Mein Druide ist derzeit Kürschner/Lederer, und mittlerweile gefällt mir die Kombo nicht mehr da ich A) zu wenig Gold verdiene und  der Aufwand für die Lederfarmerei ewig groß ist wenn man mal was gescheites verdienen will (z.B. an arktischen Pelze).

Nun suche ich anstelle von Kürschnern einen zweiten, herstellenden Beruf und dachte an die Alchemie.

Nur lohnt sich das für einen Tank Druiden? Und wnen ja kennt einer einen Guide mit dem man kostengünstig auf 450 kommt wenn man alles kauft?

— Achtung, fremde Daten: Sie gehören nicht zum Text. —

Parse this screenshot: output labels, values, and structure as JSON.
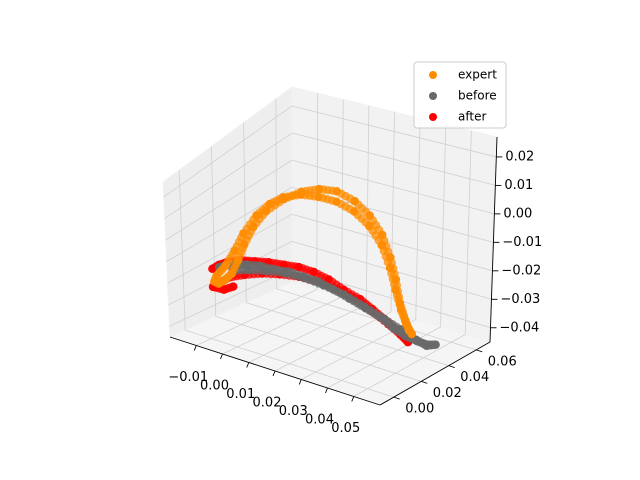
{
  "chart_data": {
    "type": "scatter",
    "projection": "3d",
    "title": "",
    "xlabel": "",
    "ylabel": "",
    "zlabel": "",
    "xlim": [
      -0.02,
      0.06
    ],
    "ylim": [
      -0.01,
      0.07
    ],
    "zlim": [
      -0.045,
      0.027
    ],
    "xticks": [
      -0.01,
      0.0,
      0.01,
      0.02,
      0.03,
      0.04,
      0.05
    ],
    "xtick_labels": [
      "−0.01",
      "0.00",
      "0.01",
      "0.02",
      "0.03",
      "0.04",
      "0.05"
    ],
    "yticks": [
      0.0,
      0.02,
      0.04,
      0.06
    ],
    "ytick_labels": [
      "0.00",
      "0.02",
      "0.04",
      "0.06"
    ],
    "zticks": [
      0.02,
      0.01,
      0.0,
      -0.01,
      -0.02,
      -0.03,
      -0.04
    ],
    "ztick_labels": [
      "0.02",
      "0.01",
      "0.00",
      "−0.01",
      "−0.02",
      "−0.03",
      "−0.04"
    ],
    "grid": true,
    "legend_position": "upper-right",
    "series": [
      {
        "name": "expert",
        "color": "#ff8c00",
        "points": [
          [
            0.047,
            0.037,
            -0.036
          ],
          [
            0.046,
            0.035,
            -0.032
          ],
          [
            0.045,
            0.033,
            -0.026
          ],
          [
            0.044,
            0.031,
            -0.018
          ],
          [
            0.043,
            0.029,
            -0.009
          ],
          [
            0.041,
            0.027,
            0.0
          ],
          [
            0.038,
            0.024,
            0.008
          ],
          [
            0.034,
            0.021,
            0.014
          ],
          [
            0.029,
            0.018,
            0.018
          ],
          [
            0.024,
            0.015,
            0.02
          ],
          [
            0.019,
            0.012,
            0.021
          ],
          [
            0.014,
            0.009,
            0.02
          ],
          [
            0.01,
            0.007,
            0.017
          ],
          [
            0.006,
            0.005,
            0.012
          ],
          [
            0.002,
            0.003,
            0.004
          ],
          [
            -0.001,
            0.002,
            -0.004
          ],
          [
            -0.004,
            0.001,
            -0.011
          ],
          [
            -0.007,
            0.0,
            -0.016
          ],
          [
            -0.008,
            0.0,
            -0.019
          ],
          [
            -0.007,
            0.001,
            -0.02
          ],
          [
            -0.005,
            0.002,
            -0.018
          ],
          [
            -0.003,
            0.003,
            -0.015
          ],
          [
            -0.001,
            0.004,
            -0.009
          ],
          [
            0.001,
            0.005,
            -0.002
          ],
          [
            0.004,
            0.006,
            0.006
          ],
          [
            0.008,
            0.008,
            0.013
          ],
          [
            0.013,
            0.011,
            0.018
          ],
          [
            0.018,
            0.014,
            0.021
          ],
          [
            0.023,
            0.017,
            0.022
          ],
          [
            0.028,
            0.02,
            0.021
          ],
          [
            0.033,
            0.023,
            0.017
          ],
          [
            0.037,
            0.026,
            0.011
          ],
          [
            0.04,
            0.029,
            0.003
          ],
          [
            0.042,
            0.031,
            -0.006
          ],
          [
            0.043,
            0.033,
            -0.015
          ],
          [
            0.044,
            0.034,
            -0.024
          ],
          [
            0.045,
            0.036,
            -0.031
          ],
          [
            0.046,
            0.037,
            -0.035
          ]
        ]
      },
      {
        "name": "before",
        "color": "#696969",
        "points": [
          [
            -0.006,
            0.0,
            -0.012
          ],
          [
            -0.004,
            0.001,
            -0.011
          ],
          [
            -0.001,
            0.002,
            -0.01
          ],
          [
            0.002,
            0.004,
            -0.01
          ],
          [
            0.006,
            0.006,
            -0.01
          ],
          [
            0.01,
            0.008,
            -0.011
          ],
          [
            0.014,
            0.011,
            -0.012
          ],
          [
            0.018,
            0.014,
            -0.014
          ],
          [
            0.022,
            0.017,
            -0.016
          ],
          [
            0.026,
            0.02,
            -0.019
          ],
          [
            0.03,
            0.024,
            -0.023
          ],
          [
            0.034,
            0.028,
            -0.027
          ],
          [
            0.038,
            0.032,
            -0.031
          ],
          [
            0.041,
            0.035,
            -0.035
          ],
          [
            0.044,
            0.038,
            -0.038
          ],
          [
            0.047,
            0.041,
            -0.04
          ],
          [
            0.05,
            0.043,
            -0.041
          ],
          [
            0.052,
            0.045,
            -0.041
          ],
          [
            0.049,
            0.044,
            -0.042
          ],
          [
            0.046,
            0.042,
            -0.04
          ],
          [
            0.042,
            0.038,
            -0.036
          ],
          [
            0.038,
            0.034,
            -0.032
          ],
          [
            0.033,
            0.029,
            -0.027
          ],
          [
            0.028,
            0.024,
            -0.022
          ],
          [
            0.023,
            0.019,
            -0.018
          ],
          [
            0.018,
            0.015,
            -0.015
          ],
          [
            0.013,
            0.011,
            -0.013
          ],
          [
            0.008,
            0.007,
            -0.012
          ],
          [
            0.003,
            0.004,
            -0.012
          ],
          [
            -0.002,
            0.002,
            -0.013
          ]
        ]
      },
      {
        "name": "after",
        "color": "#ff0000",
        "points": [
          [
            -0.008,
            -0.001,
            -0.013
          ],
          [
            -0.006,
            0.0,
            -0.011
          ],
          [
            -0.003,
            0.001,
            -0.009
          ],
          [
            0.001,
            0.003,
            -0.008
          ],
          [
            0.005,
            0.005,
            -0.008
          ],
          [
            0.009,
            0.007,
            -0.008
          ],
          [
            0.013,
            0.01,
            -0.009
          ],
          [
            0.017,
            0.013,
            -0.01
          ],
          [
            0.021,
            0.016,
            -0.012
          ],
          [
            0.025,
            0.019,
            -0.015
          ],
          [
            0.029,
            0.022,
            -0.019
          ],
          [
            0.033,
            0.026,
            -0.023
          ],
          [
            0.036,
            0.029,
            -0.027
          ],
          [
            0.039,
            0.032,
            -0.031
          ],
          [
            0.042,
            0.035,
            -0.035
          ],
          [
            0.044,
            0.037,
            -0.038
          ],
          [
            0.045,
            0.038,
            -0.04
          ],
          [
            0.043,
            0.036,
            -0.037
          ],
          [
            0.04,
            0.033,
            -0.033
          ],
          [
            0.036,
            0.029,
            -0.028
          ],
          [
            0.032,
            0.025,
            -0.023
          ],
          [
            0.027,
            0.021,
            -0.019
          ],
          [
            0.022,
            0.017,
            -0.016
          ],
          [
            0.017,
            0.013,
            -0.014
          ],
          [
            0.012,
            0.009,
            -0.013
          ],
          [
            0.007,
            0.006,
            -0.013
          ],
          [
            0.002,
            0.003,
            -0.014
          ],
          [
            -0.003,
            0.001,
            -0.016
          ],
          [
            -0.006,
            0.0,
            -0.019
          ],
          [
            -0.008,
            -0.001,
            -0.021
          ],
          [
            -0.005,
            0.001,
            -0.022
          ],
          [
            -0.002,
            0.002,
            -0.02
          ]
        ]
      }
    ]
  }
}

Habe bisher zwei Guides gefunden, kann diese aber nur schwer einschätzen (vom Kostenfaktor her):

http://www.wow-professions.com/wowguides/w...ling_guide.html

http://www.wowberufeguide.de/alchemie-guide.html

Wäre nett wenn die Alchemieexperten mir da witerhelfen könnten 


			Dieser Inhalt steht nur eingeloggten Mitgliedern zur Verfügung.


----------



## Laberede (30. Juni 2009)

Ich begreife nicht was ihr immer mit euren Guides wollt. Wenn man stupide nach Liste kauft muß man doch eh auch alle Preisspitzen im AH mitnehmen  


			Dieser Inhalt steht nur eingeloggten Mitgliedern zur Verfügung.
        

 

Aber Alchie ist etrem günstig zu leveln, also nur mut.
Der erhöhte Effekt der Fläschen sollte dann auch für jede Klasse ausreichenden Vorteil bringen.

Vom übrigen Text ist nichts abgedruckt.